Ленька от изумления онемел.
— А дед все-таки хороший, — продолжал Федька. — Распекал меня, распекал, а когда я заревел, говорит: «Вот ревешь… А девочка, у которой ты пуговицы оторвал, разве не плакала? А сколько таких девочек ты заставил плакать? Ну, они плакали от обиды, а ты?» Мне стыдно, а сказать ничего не могу. Вечером, думаю, еще отец, мать все узнают — вот позор! Дед точно угадал, про что я думаю, и говорит: «Ладно уж, никому я про это говорить не стану.
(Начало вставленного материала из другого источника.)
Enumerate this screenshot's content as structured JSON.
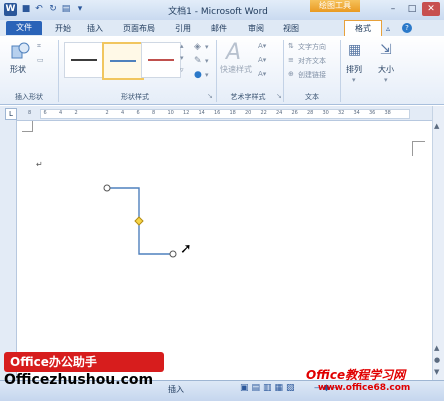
{
  "app": {
    "title": "文档1 - Microsoft Word",
    "contextual_tab": "绘图工具",
    "icon_letter": "W"
  },
  "quick_access": [
    "save-icon",
    "undo-icon",
    "redo-icon",
    "open-icon"
  ],
  "window_controls": [
    "minimize",
    "maximize",
    "close"
  ],
  "tabs": [
    {
      "label": "文件"
    },
    {
      "label": "开始"
    },
    {
      "label": "插入"
    },
    {
      "label": "页面布局"
    },
    {
      "label": "引用"
    },
    {
      "label": "邮件"
    },
    {
      "label": "审阅"
    },
    {
      "label": "视图"
    },
    {
      "label": "格式"
    }
  ],
  "ribbon": {
    "insert_shapes": {
      "shape_label": "形状",
      "group_label": "插入形状"
    },
    "shape_styles": {
      "group_label": "形状样式",
      "line_colors": [
        "#3c3c3c",
        "#4f81bd",
        "#c0504d"
      ]
    },
    "wordart": {
      "quick_styles_label": "快速样式",
      "group_label": "艺术字样式"
    },
    "text": {
      "direction": "文字方向",
      "align": "对齐文本",
      "link": "创建链接",
      "group_label": "文本"
    },
    "arrange_label": "排列",
    "size_label": "大小"
  },
  "ruler": {
    "ticks": [
      "8",
      "6",
      "4",
      "2",
      "",
      "2",
      "4",
      "6",
      "8",
      "10",
      "12",
      "14",
      "16",
      "18",
      "20",
      "22",
      "24",
      "26",
      "28",
      "30",
      "32",
      "34",
      "36",
      "38"
    ]
  },
  "status": {
    "right_label": "插入"
  },
  "watermarks": {
    "badge": "Office办公助手",
    "site1": "Officezhushou.com",
    "site2": "Office教程学习网",
    "site2_url": "www.office68.com"
  },
  "colors": {
    "accent": "#2b579a",
    "connector": "#4f81bd",
    "contextual": "#f0a830"
  }
}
Только ты за ум-разум возьмись. И все до единой пуговицы отдай, у кого оторвал». — «Дедушка, — говорю я, — как же я отдам, я же не всех знаю, у кого оторвал». А он так тяжело вздыхает и говорит: «Эх, Федор, Федор!..» Потом помолчал и добавил: «Ну, уж верни хоть тем, кого знаешь, а в первую очередь — этой девочке…» На другой день пошел я на Сенной, а дядькина будка закрыта. Ждал, ждал, так и не дождался. Несколько дней ходил, а будка все закрыта и закрыта. Потом уже открыта была, только дядька пуговицы не отдал, сказал, что продал.